Updated emissions projections from the federal government show an improvement over last year’s updates, but Canada is still set to miss its 2030 target by more than 100 million tonnes.
The federal government released its latest emissions projections on December 20. While they show emissions of 673 million tonnes of carbon dioxide equivalent in 2030, an improvement of 28 million tonnes from 2018’s projections, that number is still 162 million tonnes higher than the 2030 target of 511 million tonnes.
Even under the federal government’s most optimistic estimate, accounting for additional measures announced but not yet implemented and considering forestry and land-use activities that could reduce carbon dioxide levels in the atmosphere, Canada is still set to miss its target by 77 million tonnes.
Measures taken by the federal government do, however, show a marked improvement over the projected emissions from 2015. Then, Canada’s emissions in 2030 were estimated to grow to 815 million tonnes.
This year’s report projects an “overall decline” in greenhouse gas emissions over the next 11 years. The report says that a “wide range of policies programs and investments” implemented since 2016 have led to “the biggest improvement to the country’s emissions outlook since reporting began” in 2011.
The number touted by the government, the estimated 673 million tonnes of emissions in 2030, is based on federal, provincial and territorial policies and measures in place as of September 2019.
The rosier, 603-million tonne estimate is based on programs announced but not yet fully implemented, including the clean fuel standard.
The report says that those forestry and land-use activities include sustainable forest management and the conservation of natural areas. Those contributions are projected to reduce Canada’s emissions by a further 15 tonnes in 2030.
The federal government recently promised it would conserve 25 per cent of Canada’s land and oceans by 2025 and plant 2 billion trees by 2030.
The projection including additional measures, sustainable forests and conservation and future technology adoption is 4 million tonnes below last year’s most optimistic forecast.
“This progress is primarily driven by measures implemented in 2018, like pricing carbon pollution, the Energy Innovation Program, the CleanBC plan and projects developed with provinces and territories”
Those reductions were offset by a lower contribution from Canada’s forests and conserved lands. The projection last year estimated that those natural spaces would contribute to a reduction in emissions by 24 million tonnes. The revised estimate is 15 million tonnes. The reduction is mostly due to the effects of the Mountain Pine Beetle outbreak in BC and due to new agricultural census data.
Despite the gap between current projections and the 2030 goal, the federal government remains optimistic.
“Environment and Climate Change Canada expects that GHG projections will continue to decline towards the 2030 target. Current estimates do not yet fully account for future reductions from green infrastructure, clean technology and innovation,” the report says.
“In addition, new commitments, as indicated in the December 2019 Minister’s mandate letters, are not yet included in the 2019 projections.”
The report cites efforts to increase clean electricity, greener buildings and communities, electrify transportation and use more nature-based solutions as ways the projection could improve in the future.
“As policies to meet these commitments are elaborated and these initiatives are implemented, they will be included in Canada’s annual emissions modelling reporting,” the federal government wrote.
“Actual emission reductions from these commitments will depend on the details of how the future policies and measures are designed, including how they will interact with each other and with other existing measures.
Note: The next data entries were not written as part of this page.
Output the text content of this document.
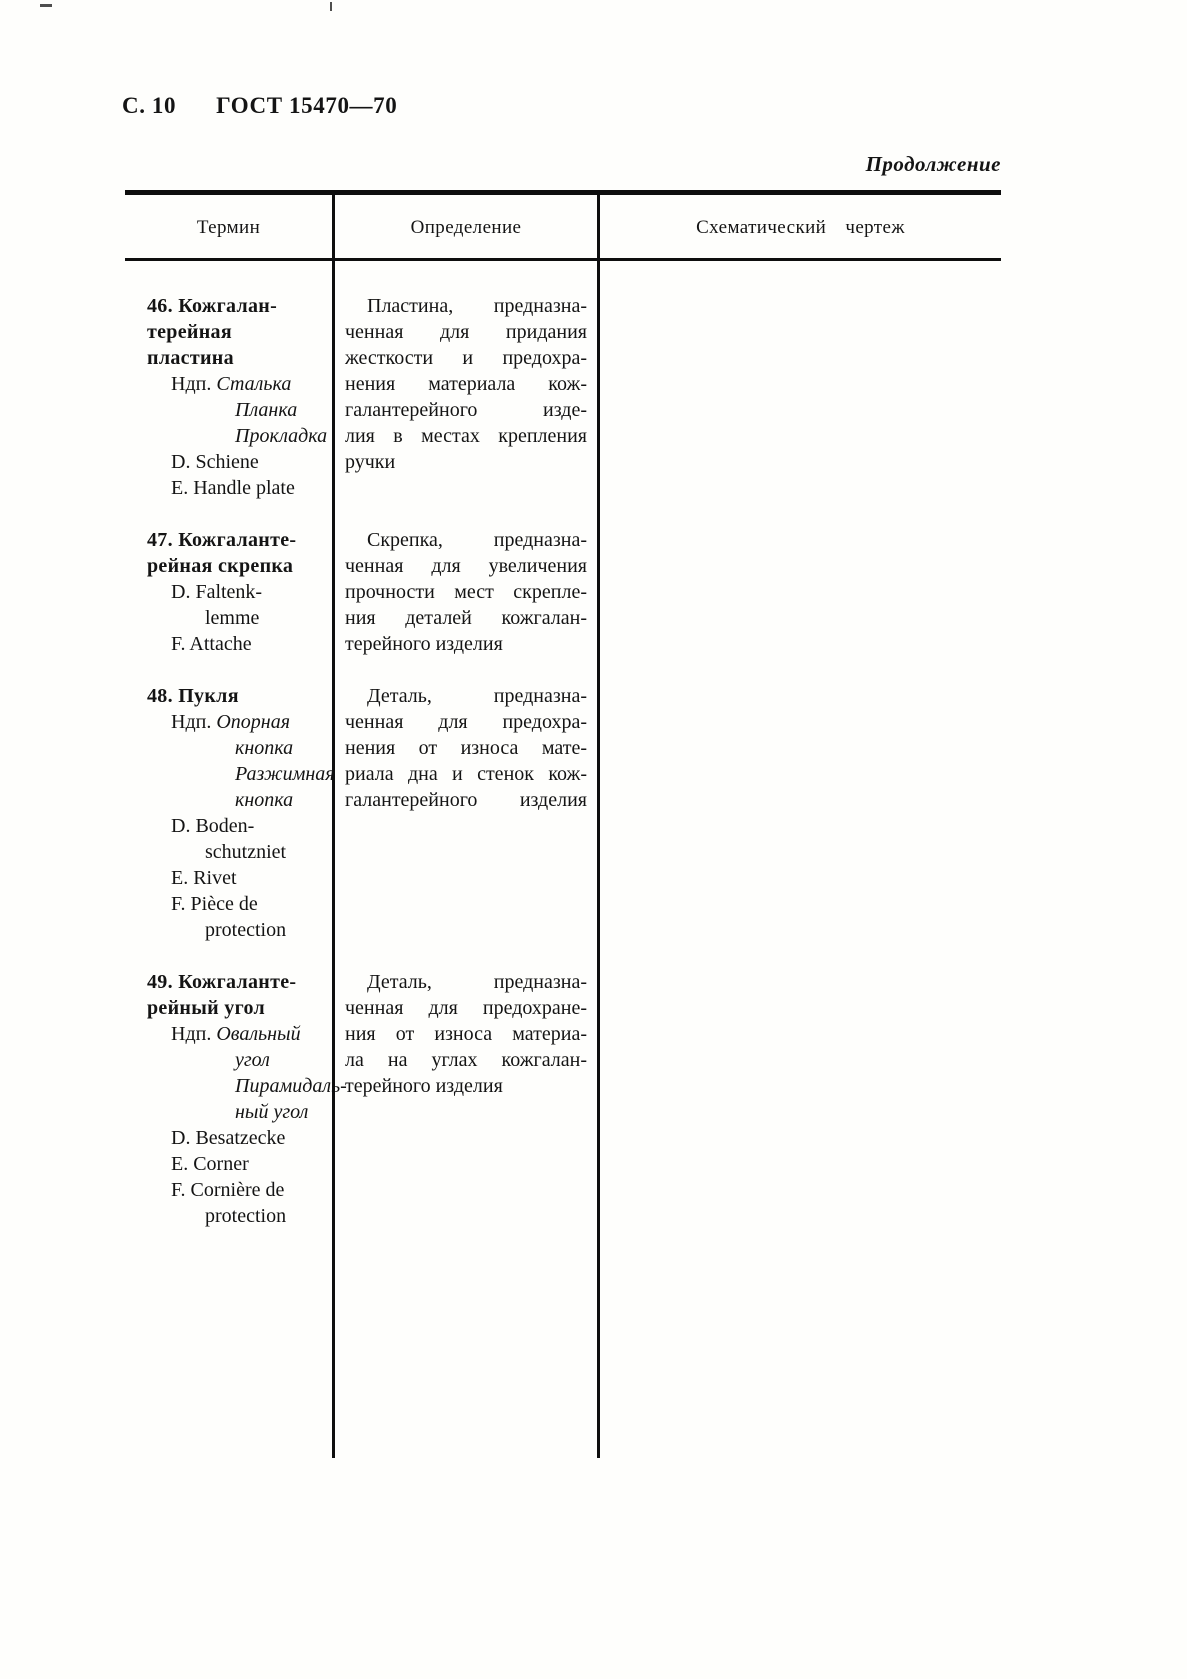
С. 10 ГОСТ 15470—70
Продолжение
Термин	Определение	Схематический чертеж
46. Кожгалан-
терейная
пластина
Ндп. Сталька
Планка
Прокладка
D. Schiene
E. Handle plate
Пластина, предназна-
ченная для придания
жесткости и предохра-
нения материала кож-
галантерейного изде-
лия в местах крепления
ручки
47. Кожгаланте-
рейная скрепка
D. Faltenk-
lemme
F. Attache
Скрепка, предназна-
ченная для увеличения
прочности мест скрепле-
ния деталей кожгалан-
терейного изделия
48. Пукля
Ндп. Опорная
кнопка
Разжимная
кнопка
D. Boden-
schutzniet
E. Rivet
F. Pièce de
protection
Деталь, предназна-
ченная для предохра-
нения от износа мате-
риала дна и стенок кож-
галантерейного изделия
49. Кожгаланте-
рейный угол
Ндп. Овальный
угол
Пирамидаль-
ный угол
D. Besatzecke
E. Corner
F. Cornière de
protection
Деталь, предназна-
ченная для предохране-
ния от износа материа-
ла на углах кожгалан-
терейного изделия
However, we do know they can deliver important greenhouse gas reductions.”
The report estimates that energy-saving retrofits in just two per cent more residential buildings each year could reduce emissions by about 1.2 million tonnes.
They also cite findings from the Canadian Parks and Wilderness Society (CPAWS) that nature-based solutions can reduce emissions by about 20 million tonnes in 2030.
“The development of the Pan-Canadian Framework was just the beginning,” the federal government wrote.
“Science indicates that more action is needed. As such, the Government of Canada recently announced its intent to exceed Canada’s 2030 Paris Agreement target and begin work so that Canada can achieve net-zero emissions by 2050.